Она поправляет свои белесо-солнечные лохмы иссушенной землистой рукой, испещренной сухими травинками жизней, длинные верхние зубы, выступающие далеко вперед, прикрывают едва ли не полподбородка, и эта не поймешь из каких далей идущая улыбка все покачивается, то приближаясь, то отдаляясь – там, за сновидческой очевидностью ее лица. И вся она, плывущая в этой цветочной лужице с поднятыми к тебе руками, кажется какой-то мерцающей встречей неведомых друг другу солнечно-темных эпох.

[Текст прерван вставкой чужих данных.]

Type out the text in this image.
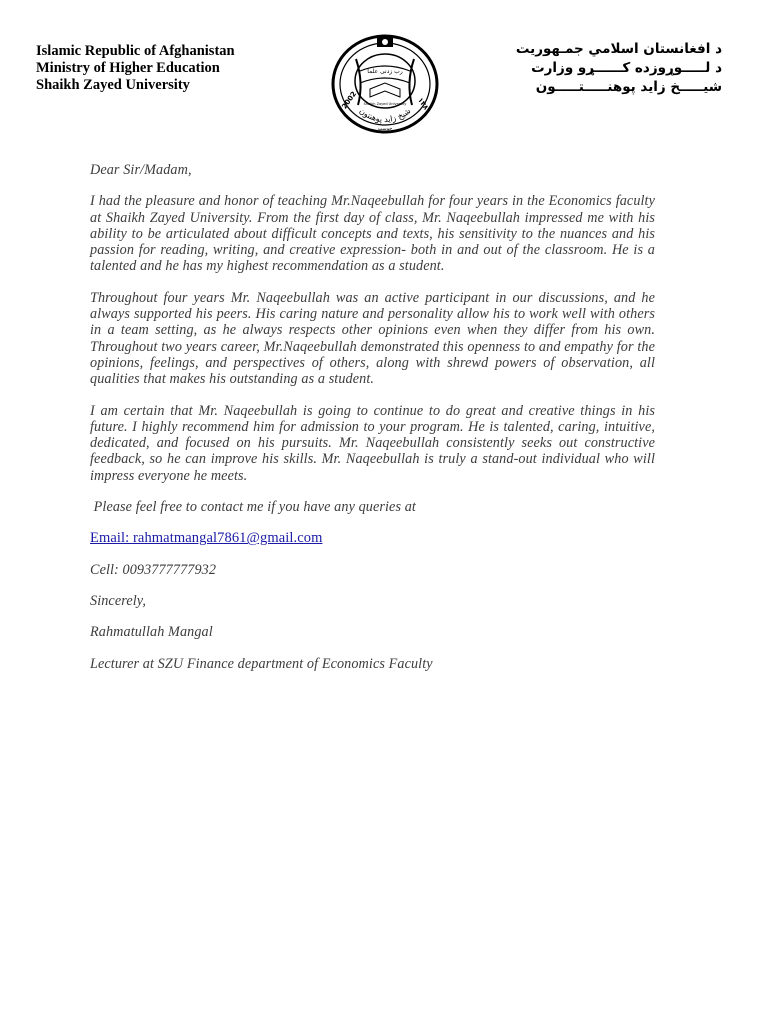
Islamic Republic of Afghanistan
Ministry of Higher Education
Shaikh Zayed University
رب زدنى علما
Shaikh Zayed University
2002	۱۳۸۱
شیخ زاید پوهنتون
خوست
د افغانستان اسلامي جمـهوريت
د لـــــوړوزده كــــــړو وزارت
شيـــــخ زايد پوهنـــــتـــــون

Dear Sir/Madam,

I had the pleasure and honor of teaching Mr.Naqeebullah for four years in the Economics faculty at Shaikh Zayed University. From the first day of class, Mr. Naqeebullah impressed me with his ability to be articulated about difficult concepts and texts, his sensitivity to the nuances and his passion for reading, writing, and creative expression- both in and out of the classroom. He is a talented and he has my highest recommendation as a student.

Throughout four years Mr. Naqeebullah was an active participant in our discussions, and he always supported his peers. His caring nature and personality allow his to work well with others in a team setting, as he always respects other opinions even when they differ from his own. Throughout two years career, Mr.Naqeebullah demonstrated this openness to and empathy for the opinions, feelings, and perspectives of others, along with shrewd powers of observation, all qualities that makes his outstanding as a student.

I am certain that Mr. Naqeebullah is going to continue to do great and creative things in his future. I highly recommend him for admission to your program. He is talented, caring, intuitive, dedicated, and focused on his pursuits. Mr. Naqeebullah consistently seeks out constructive feedback, so he can improve his skills. Mr. Naqeebullah is truly a stand-out individual who will impress everyone he meets.

Please feel free to contact me if you have any queries at

Email: rahmatmangal7861@gmail.com

Cell: 0093777777932

Sincerely,

Rahmatullah Mangal

Lecturer at SZU Finance department of Economics Faculty
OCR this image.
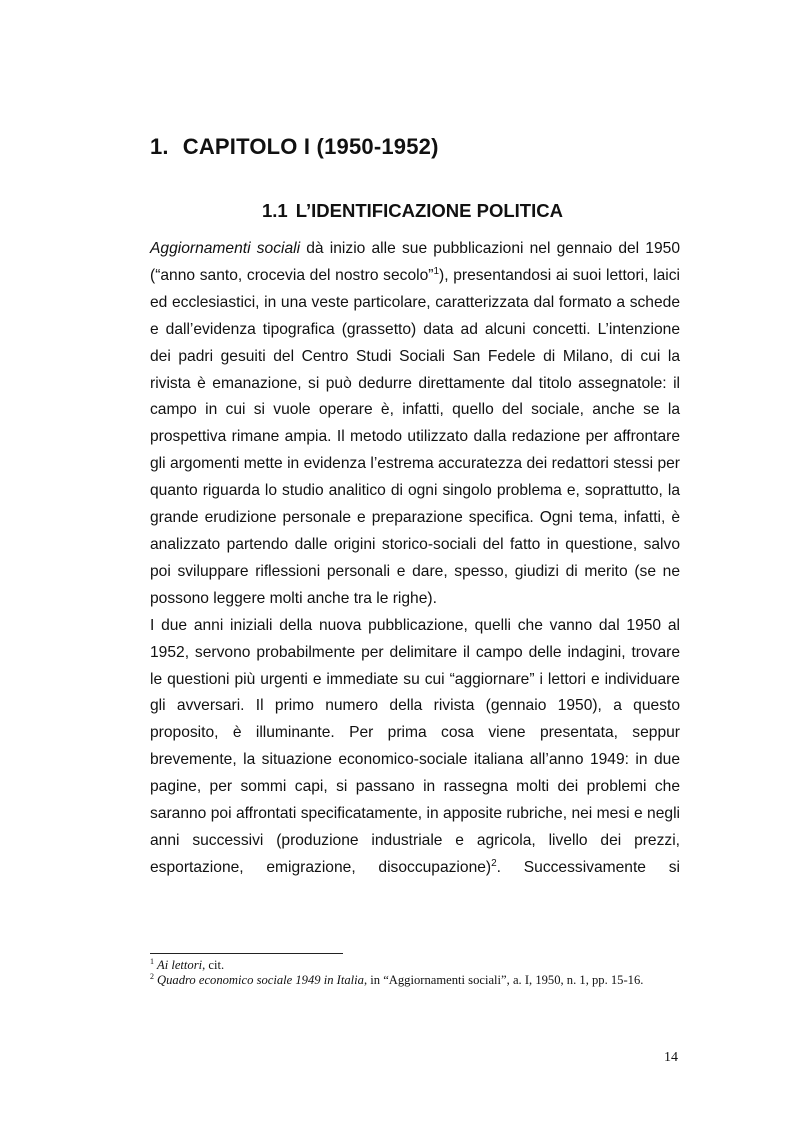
1. CAPITOLO I (1950-1952)
1.1 L’IDENTIFICAZIONE POLITICA

Aggiornamenti sociali dà inizio alle sue pubblicazioni nel gennaio del 1950 (“anno santo, crocevia del nostro secolo”$^1$), presentandosi ai suoi lettori, laici ed ecclesiastici, in una veste particolare, caratterizzata dal formato a schede e dall’evidenza tipografica (grassetto) data ad alcuni concetti. L’intenzione dei padri gesuiti del Centro Studi Sociali San Fedele di Milano, di cui la rivista è emanazione, si può dedurre direttamente dal titolo assegnatole: il campo in cui si vuole operare è, infatti, quello del sociale, anche se la prospettiva rimane ampia. Il metodo utilizzato dalla redazione per affrontare gli argomenti mette in evidenza l’estrema accuratezza dei redattori stessi per quanto riguarda lo studio analitico di ogni singolo problema e, soprattutto, la grande erudizione personale e preparazione specifica. Ogni tema, infatti, è analizzato partendo dalle origini storico-sociali del fatto in questione, salvo poi sviluppare riflessioni personali e dare, spesso, giudizi di merito (se ne possono leggere molti anche tra le righe).

I due anni iniziali della nuova pubblicazione, quelli che vanno dal 1950 al 1952, servono probabilmente per delimitare il campo delle indagini, trovare le questioni più urgenti e immediate su cui “aggiornare” i lettori e individuare gli avversari. Il primo numero della rivista (gennaio 1950), a questo proposito, è illuminante. Per prima cosa viene presentata, seppur brevemente, la situazione economico-sociale italiana all’anno 1949: in due pagine, per sommi capi, si passano in rassegna molti dei problemi che saranno poi affrontati specificatamente, in apposite rubriche, nei mesi e negli anni successivi (produzione industriale e agricola, livello dei prezzi, esportazione, emigrazione, disoccupazione)$^2$. Successivamente si

$^1$ Ai lettori, cit.
$^2$ Quadro economico sociale 1949 in Italia, in “Aggiornamenti sociali”, a. I, 1950, n. 1, pp. 15-16.
14
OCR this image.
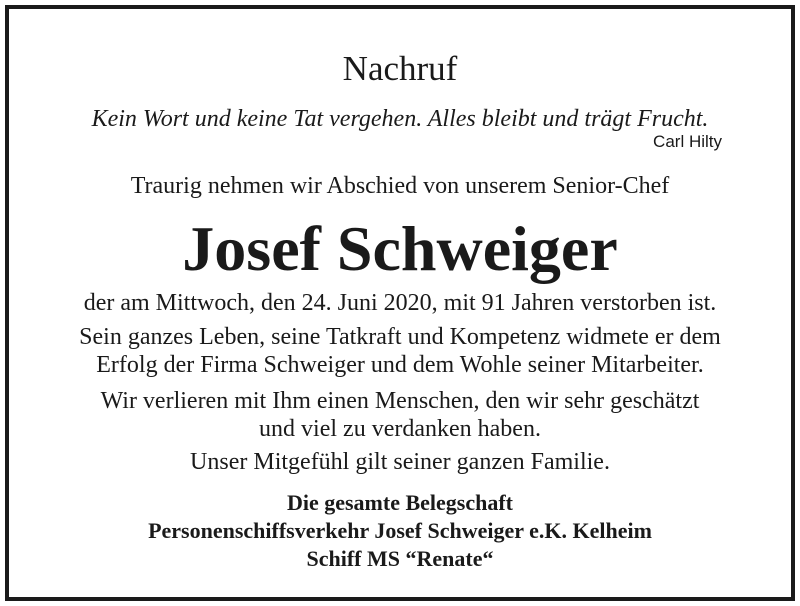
Nachruf
Kein Wort und keine Tat vergehen. Alles bleibt und trägt Frucht.
Carl Hilty
Traurig nehmen wir Abschied von unserem Senior-Chef
Josef Schweiger
der am Mittwoch, den 24. Juni 2020, mit 91 Jahren verstorben ist.
Sein ganzes Leben, seine Tatkraft und Kompetenz widmete er dem
Erfolg der Firma Schweiger und dem Wohle seiner Mitarbeiter.
Wir verlieren mit Ihm einen Menschen, den wir sehr geschätzt
und viel zu verdanken haben.
Unser Mitgefühl gilt seiner ganzen Familie.
Die gesamte Belegschaft
Personenschiffsverkehr Josef Schweiger e.K. Kelheim
Schiff MS “Renate“
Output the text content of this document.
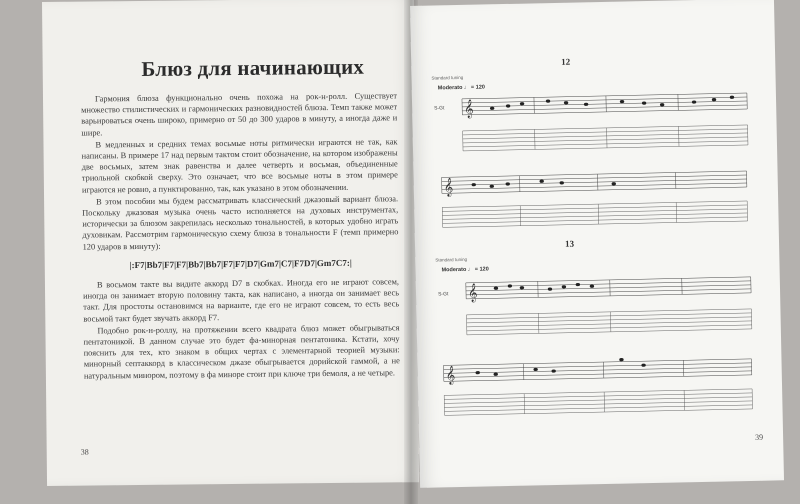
Блюз для начинающих

Гармония блюза функционально очень похожа на рок-н-ролл. Существует множество стилистических и гармонических разновидностей блюза. Темп также может варьироваться очень широко, примерно от 50 до 300 ударов в минуту, а иногда даже и шире.

В медленных и средних темах восьмые ноты ритмически играются не так, как написаны. В примере 17 над первым тактом стоит обозначение, на котором изображены две восьмых, затем знак равенства и далее четверть и восьмая, объединенные триольной скобкой сверху. Это означает, что все восьмые ноты в этом примере играются не ровно, а пунктированно, так, как указано в этом обозначении.

В этом пособии мы будем рассматривать классический джазовый вариант блюза. Поскольку джазовая музыка очень часто исполняется на духовых инструментах, исторически за блюзом закрепилась несколько тональностей, в которых удобно играть духовикам. Рассмотрим гармоническую схему блюза в тональности F (темп примерно 120 ударов в минуту):

|:F7|Bb7|F7|F7|Bb7|Bb7|F7|F7|D7|Gm7|C7|F7D7|Gm7C7:|

В восьмом такте вы видите аккорд D7 в скобках. Иногда его не играют совсем, иногда он занимает вторую половину такта, как написано, а иногда он занимает весь такт. Для простоты остановимся на варианте, где его не играют совсем, то есть весь восьмой такт будет звучать аккорд F7.

Подобно рок-н-роллу, на протяжении всего квадрата блюз может обыгрываться пентатоникой. В данном случае это будет фа-минорная пентатоника. Кстати, хочу пояснить для тех, кто знаком в общих чертах с элементарной теорией музыки: минорный септаккорд в классическом джазе обыгрывается дорийской гаммой, а не натуральным минором, поэтому в фа миноре стоит при ключе три бемоля, а не четыре.

38
12
Standard tuning
Moderato ♩ = 120
S-Gt 𝄞
𝄞
13
Standard tuning
Moderato ♩ = 120
S-Gt 𝄞
𝄞
39
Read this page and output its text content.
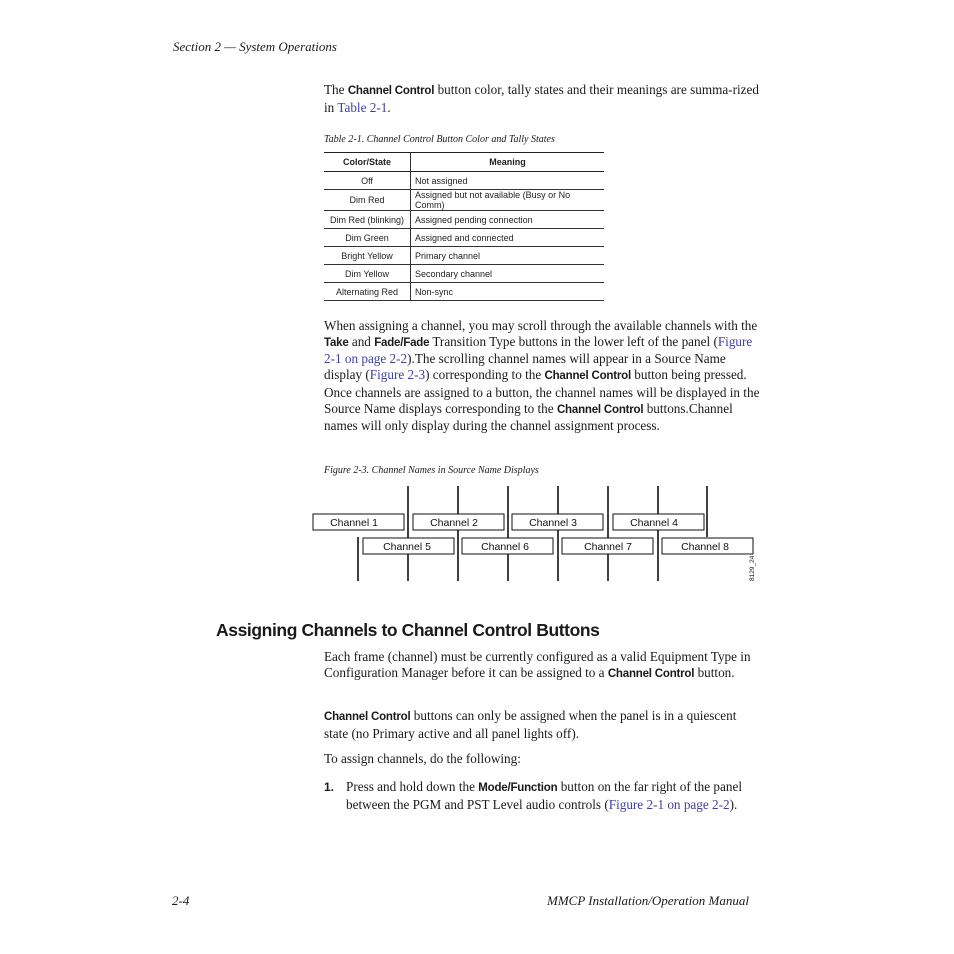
Section 2 — System Operations
The Channel Control button color, tally states and their meanings are summa-rized in Table 2-1.
Table 2-1. Channel Control Button Color and Tally States
Color/State	Meaning
Off	Not assigned
Dim Red	Assigned but not available (Busy or No Comm)
Dim Red (blinking)	Assigned pending connection
Dim Green	Assigned and connected
Bright Yellow	Primary channel
Dim Yellow	Secondary channel
Alternating Red	Non-sync
When assigning a channel, you may scroll through the available channels with the Take and Fade/Fade Transition Type buttons in the lower left of the panel (Figure 2-1 on page 2-2).The scrolling channel names will appear in a Source Name display (Figure 2-3) corresponding to the Channel Control button being pressed. Once channels are assigned to a button, the channel names will be displayed in the Source Name displays corresponding to the Channel Control buttons.Channel names will only display during the channel assignment process.
Figure 2-3. Channel Names in Source Name Displays
Channel 1	Channel 2	Channel 3	Channel 4
Channel 5	Channel 6	Channel 7	Channel 8
8129_24
Assigning Channels to Channel Control Buttons
Each frame (channel) must be currently configured as a valid Equipment Type in Configuration Manager before it can be assigned to a Channel Control button.
Channel Control buttons can only be assigned when the panel is in a quiescent state (no Primary active and all panel lights off).
To assign channels, do the following:
1. Press and hold down the Mode/Function button on the far right of the panel between the PGM and PST Level audio controls (Figure 2-1 on page 2-2).
2-4	MMCP Installation/Operation Manual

Ты кладешь в рассохшуюся лодочку ее ладони пять рупий, в переводе на наши – несуществующие, минус деньги, она кивает с легким наклоном головы чуть влево… о, этот жест индусов – когда делишься миром и уступаешь его с такой целомудренной тихой нежностью, с этим незримым пальцем у губ, с этой безымянной волшбой благодарности – тебе, и с тобой заодно – всему на свете, чего быть не может, да и, наверно, не было б, если б не этот кивок головы. И кажется, это лучшее, что от нас останется, от людей, когда исчезнем.
Ну разве что несколько книг еще… Ты отвечаешь ей с той же едва уловимой улыбкой, вставая. На тебе вишневый комбинезон, шелк с лавсаном, в облипочку, на просвет, так, что тебе приходится кутаться в шаль от белозубых, по-детски разинутых ртов вдоль дорог. От этих жилистых, смуглых, как корни, мужчин, обутых в пыль; они клонят головы набок, глядя на тебя чуть снизу вверх, как бы невольно соотнося твой рост со своим. И застенчиво отводят взгляд, не отводя его, и стоят с этой легкой, звенящей, всегда настроенной в лад струной позвоночника. И женщины – все – от девочек до старух – плывут, покачиваясь, с цепочками на лодыжках и живыми цветами в волосах. И цветы эти трижды за день меняются на другие, свежие, в бусинках влаги. И как естественно это чудо: вместо духов – цветы.
Хотя кто знает, окажись тут Гоголь, что из этого вышло б. Манора, говорю, склонившись над картой и ведя пальцем по кромке Бенгальского залива. Имя хорошее. Манора. Гудит, как ракушка.